Diese Werte variierten allerdings stark mit der Herkunft und Qualität des Torfs.

Aus dem Teer konnten dann weitere Stoffe isoliert werden z.B. Öle, Paraffine, Asphalt etc. Die anfallenden Schwelgase wurden oft rückgeführt und zur Heizung der Retorten verbrannt.

Pyrolyse heute:

Biomassekohle (z.B. Pflanzenkohle) ist gerade dabei, eine neue Erfolgsgeschichte als ökologischer Zuschlagstoff bei vielerlei Anwendungen zu schreiben, z.B. in der Bodenkultur (Terra Preta), Viehhaltung, als Filtermaterial - ähnlich, wie es bei Torf über lange Zeit der Fall war. Jeder, der Holzvergaseranlagen betreibt, könnte zumindest teilweise die anfallende Pyrolysekohle für andere Zwecke abzweigen.

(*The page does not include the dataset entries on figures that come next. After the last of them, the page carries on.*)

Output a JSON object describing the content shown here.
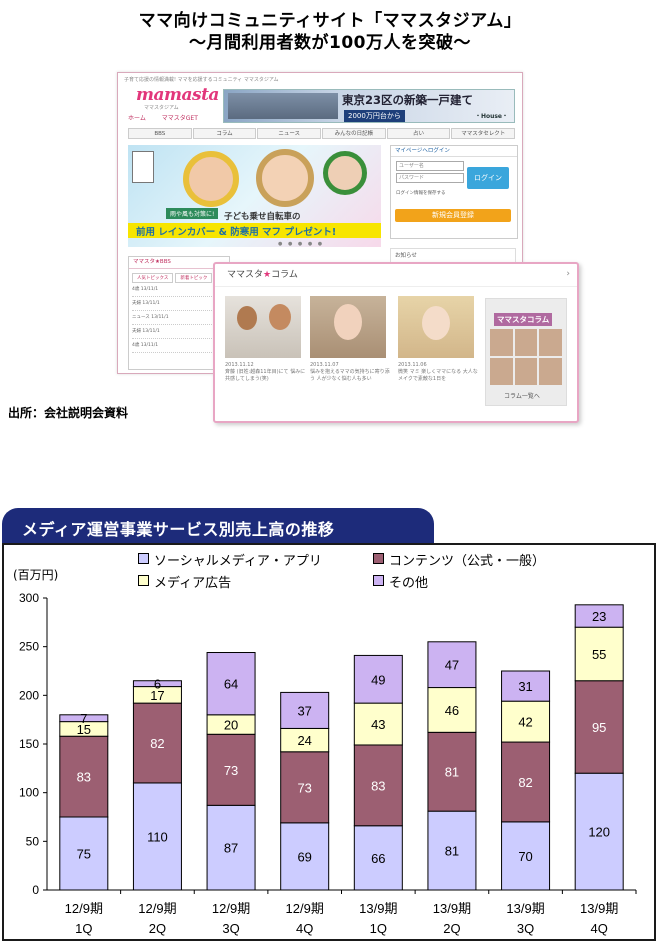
{
  "header": {
    "title_line1": "ママ向けコミュニティサイト「ママスタジアム」",
    "title_line2": "〜月間利用者数が100万人を突破〜"
  },
  "site": {
    "tagline": "子育て応援の情報満載! ママを応援するコミュニティ ママスタジアム",
    "logo": "mamasta",
    "logo_sub": "ママスタジアム",
    "banner_text": "東京23区の新築一戸建て",
    "banner_price": "2000万円台から",
    "banner_brand": "・House・",
    "nav": [
      "ホーム",
      "ママスタGET"
    ],
    "tabs": [
      "BBS",
      "コラム",
      "ニュース",
      "みんなの日記帳",
      "占い",
      "ママスタセレクト"
    ],
    "hero_tag": "雨や風も対策に!",
    "hero_sub": "子ども乗せ自転車の",
    "hero_main": "前用 レインカバー & 防寒用 マフ プレゼント!",
    "login_head": "マイページへログイン",
    "login_id_placeholder": "ユーザー名",
    "login_pw_placeholder": "パスワード",
    "login_button": "ログイン",
    "login_remember": "ログイン情報を保存する",
    "register_button": "新規会員登録",
    "news_head": "お知らせ",
    "bbs_head": "ママスタ★BBS",
    "bbs_tabs": [
      "人気トピックス",
      "新着トピック"
    ],
    "bbs_rows": [
      "4歳  13/11/1",
      "夫婦  13/11/1",
      "ニュース  13/11/1",
      "夫婦  13/11/1",
      "4歳  13/11/1"
    ],
    "column_head_pre": "ママスタ",
    "column_head_post": "コラム",
    "column_items": [
      {
        "date": "2013.11.12",
        "text": "斉藤 (旧姓:越森11年目)にて 悩みに共感してしまう(笑)"
      },
      {
        "date": "2013.11.07",
        "text": "悩みを抱えるママの気持ちに寄り添う 人が少なく悩む人も多い"
      },
      {
        "date": "2013.11.06",
        "text": "微笑 マミ 楽しくママになる 大人なメイクで素敵な1日を"
      }
    ],
    "column_side_title": "ママスタコラム",
    "column_side_link": "コラム一覧へ"
  },
  "source_note": "出所：会社説明会資料",
  "chart_data": {
    "type": "bar",
    "stacked": true,
    "title": "メディア運営事業サービス別売上高の推移",
    "ylabel": "(百万円)",
    "ylim": [
      0,
      300
    ],
    "yticks": [
      0,
      50,
      100,
      150,
      200,
      250,
      300
    ],
    "categories": [
      [
        "12/9期",
        "1Q"
      ],
      [
        "12/9期",
        "2Q"
      ],
      [
        "12/9期",
        "3Q"
      ],
      [
        "12/9期",
        "4Q"
      ],
      [
        "13/9期",
        "1Q"
      ],
      [
        "13/9期",
        "2Q"
      ],
      [
        "13/9期",
        "3Q"
      ],
      [
        "13/9期",
        "4Q"
      ]
    ],
    "series": [
      {
        "name": "ソーシャルメディア・アプリ",
        "color": "#ccccff",
        "values": [
          75,
          110,
          87,
          69,
          66,
          81,
          70,
          120
        ]
      },
      {
        "name": "コンテンツ（公式・一般）",
        "color": "#9c5f72",
        "values": [
          83,
          82,
          73,
          73,
          83,
          81,
          82,
          95
        ]
      },
      {
        "name": "メディア広告",
        "color": "#ffffcc",
        "values": [
          15,
          17,
          20,
          24,
          43,
          46,
          42,
          55
        ]
      },
      {
        "name": "その他",
        "color": "#ccb3f2",
        "values": [
          7,
          6,
          64,
          37,
          49,
          47,
          31,
          23
        ]
      }
    ],
    "legend": "top",
    "grid": false
  }
}
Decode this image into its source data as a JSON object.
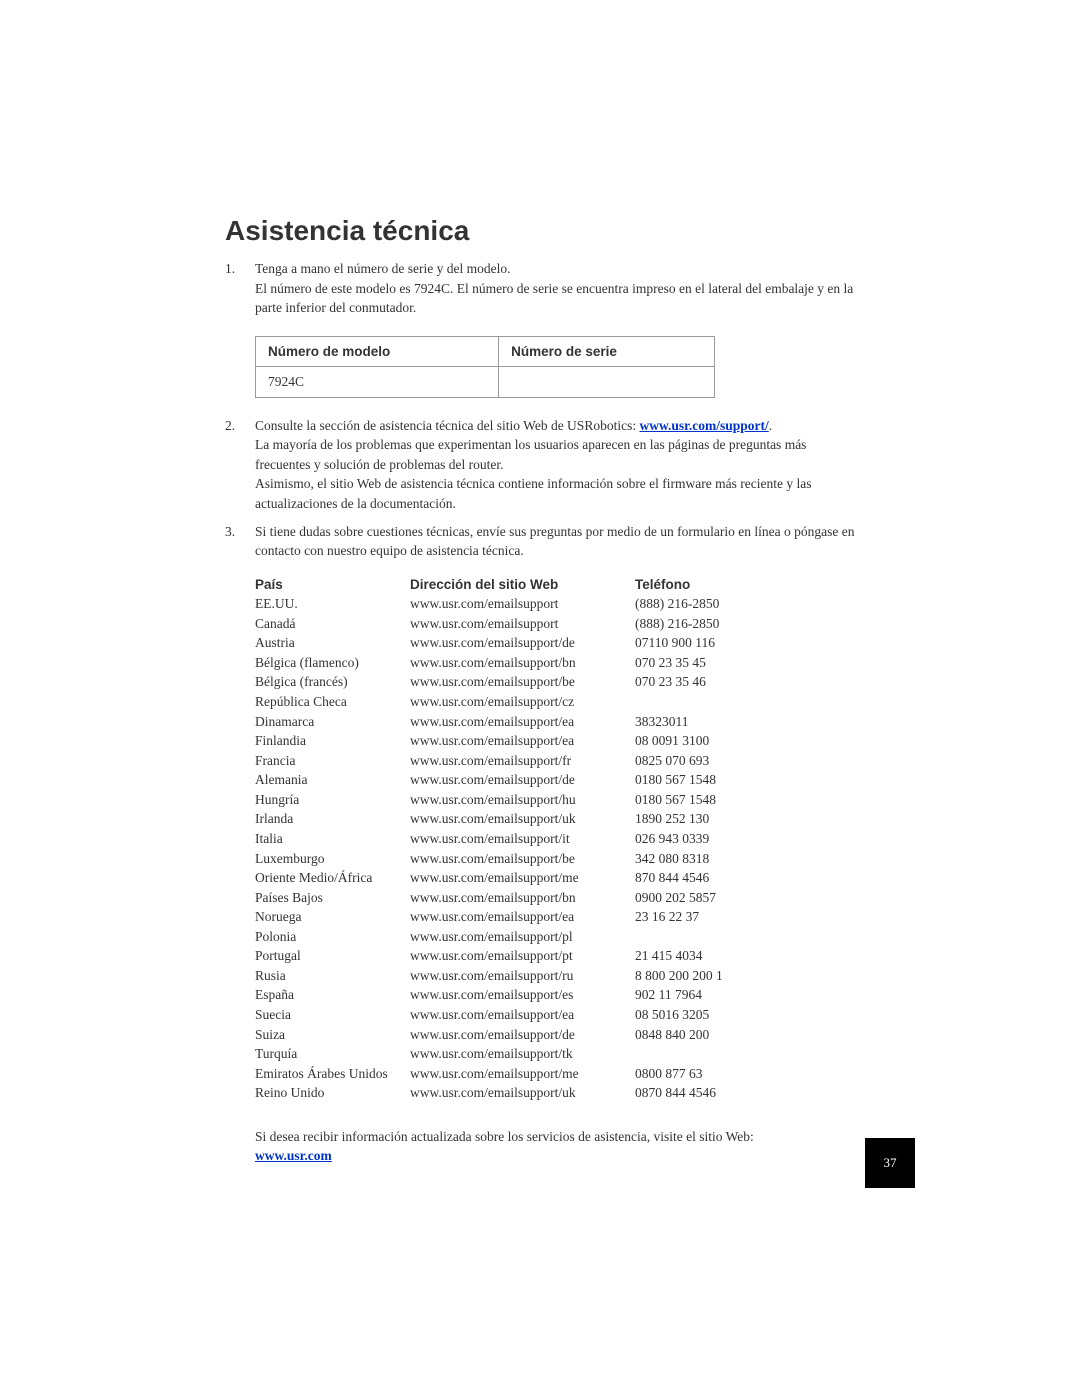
{
  "title": "Asistencia técnica",
  "list": {
    "item1": {
      "num": "1.",
      "line1": "Tenga a mano el número de serie y del modelo.",
      "line2": "El número de este modelo es 7924C. El número de serie se encuentra impreso en el lateral del embalaje y en la parte inferior del conmutador."
    },
    "item2": {
      "num": "2.",
      "prefix": "Consulte la sección de asistencia técnica del sitio Web de USRobotics: ",
      "link": "www.usr.com/support/",
      "line2": "La mayoría de los problemas que experimentan los usuarios aparecen en las páginas de preguntas más frecuentes y solución de problemas del router.",
      "line3": "Asimismo, el sitio Web de asistencia técnica contiene información sobre el firmware más reciente y las actualizaciones de la documentación."
    },
    "item3": {
      "num": "3.",
      "text": "Si tiene dudas sobre cuestiones técnicas, envíe sus preguntas por medio de un formulario en línea o póngase en contacto con nuestro equipo de asistencia técnica."
    }
  },
  "modelTable": {
    "h1": "Número de modelo",
    "h2": "Número de serie",
    "v1": "7924C",
    "v2": ""
  },
  "supportHeader": {
    "pais": "País",
    "web": "Dirección del sitio Web",
    "tel": "Teléfono"
  },
  "support": [
    {
      "pais": "EE.UU.",
      "web": "www.usr.com/emailsupport",
      "tel": "(888) 216-2850"
    },
    {
      "pais": "Canadá",
      "web": "www.usr.com/emailsupport",
      "tel": "(888) 216-2850"
    },
    {
      "pais": "Austria",
      "web": "www.usr.com/emailsupport/de",
      "tel": "07110 900 116"
    },
    {
      "pais": "Bélgica (flamenco)",
      "web": "www.usr.com/emailsupport/bn",
      "tel": "070 23 35 45"
    },
    {
      "pais": "Bélgica (francés)",
      "web": "www.usr.com/emailsupport/be",
      "tel": "070 23 35 46"
    },
    {
      "pais": "República Checa",
      "web": "www.usr.com/emailsupport/cz",
      "tel": ""
    },
    {
      "pais": "Dinamarca",
      "web": "www.usr.com/emailsupport/ea",
      "tel": "38323011"
    },
    {
      "pais": "Finlandia",
      "web": "www.usr.com/emailsupport/ea",
      "tel": "08 0091 3100"
    },
    {
      "pais": "Francia",
      "web": "www.usr.com/emailsupport/fr",
      "tel": "0825 070 693"
    },
    {
      "pais": "Alemania",
      "web": "www.usr.com/emailsupport/de",
      "tel": "0180 567 1548"
    },
    {
      "pais": "Hungría",
      "web": "www.usr.com/emailsupport/hu",
      "tel": "0180 567 1548"
    },
    {
      "pais": "Irlanda",
      "web": "www.usr.com/emailsupport/uk",
      "tel": "1890 252 130"
    },
    {
      "pais": "Italia",
      "web": "www.usr.com/emailsupport/it",
      "tel": "026 943 0339"
    },
    {
      "pais": "Luxemburgo",
      "web": "www.usr.com/emailsupport/be",
      "tel": "342 080 8318"
    },
    {
      "pais": "Oriente Medio/África",
      "web": "www.usr.com/emailsupport/me",
      "tel": "870 844 4546"
    },
    {
      "pais": "Países Bajos",
      "web": "www.usr.com/emailsupport/bn",
      "tel": "0900 202 5857"
    },
    {
      "pais": "Noruega",
      "web": "www.usr.com/emailsupport/ea",
      "tel": "23 16 22 37"
    },
    {
      "pais": "Polonia",
      "web": "www.usr.com/emailsupport/pl",
      "tel": ""
    },
    {
      "pais": "Portugal",
      "web": "www.usr.com/emailsupport/pt",
      "tel": "21 415 4034"
    },
    {
      "pais": "Rusia",
      "web": "www.usr.com/emailsupport/ru",
      "tel": "8 800 200 200 1"
    },
    {
      "pais": "España",
      "web": "www.usr.com/emailsupport/es",
      "tel": "902 11 7964"
    },
    {
      "pais": "Suecia",
      "web": "www.usr.com/emailsupport/ea",
      "tel": "08 5016 3205"
    },
    {
      "pais": "Suiza",
      "web": "www.usr.com/emailsupport/de",
      "tel": "0848 840 200"
    },
    {
      "pais": "Turquía",
      "web": "www.usr.com/emailsupport/tk",
      "tel": ""
    },
    {
      "pais": "Emiratos Árabes Unidos",
      "web": "www.usr.com/emailsupport/me",
      "tel": "0800 877 63"
    },
    {
      "pais": "Reino Unido",
      "web": "www.usr.com/emailsupport/uk",
      "tel": "0870 844 4546"
    }
  ],
  "footer": {
    "text": "Si desea recibir información actualizada sobre los servicios de asistencia, visite el sitio Web:",
    "link": "www.usr.com"
  },
  "pageNumber": "37"
}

Mit der Herstellung von Bio- oder Pflanzenkohle bis hin zur Grillkohle könnten sich für diverse Biomassehöfe und Ökomodelle neue Geschäftsfelder auftun, bei denen man nicht nur nach Energiegewinnung schielen muss, sondern wesentlich umfänglicher die Umwelt und Ökobilanzen positiv beeinflussen kann.

Ähnlich wie schon vor mehr als hundert Jahren nimmt aber auch das Interesse an Pyrolyse-Nebenprodukten bei der thermischen Aufbereitung von Biomasse aktuell wieder deutlich zu. So gibt es z.B. in Skandinavien und Russland Forschungsaktivitäten in Sachen Pyrolyse von Torf und speziellen forstlichen Biorückständen (z.B. Nadelbaumrinden) im Hinblick auf die Erzeugung von bisher unbekannten bioaktiven Substanzen.

Torfkohle

Auf Torfkohle als Brennmaterial wurde im Kapitel "Torfkohle/Torfvergasung" schon hingewiesen. Biomassekohlen haben allerdings viele weitere interessante und nützliche Eigenschaften.

Torfkohle hat dabei eine gewisse Sonderrolle: Im Vergleich zu Holzkohle weist sie einen noch höheren Grad an Mikro- und Nanoporosität auf und hat damit eine große innere Oberfläche (Größenordnung mehrere 100 m²/cm³). An diesen inneren Oberflächen können chemische Substanzen angelagert und gebunden werden. Bereits vor 150 Jahren wurde Torfkohle zum Entfärben von Naturprodukten verwendet, z.B. von Sirup und Zuckermelasse.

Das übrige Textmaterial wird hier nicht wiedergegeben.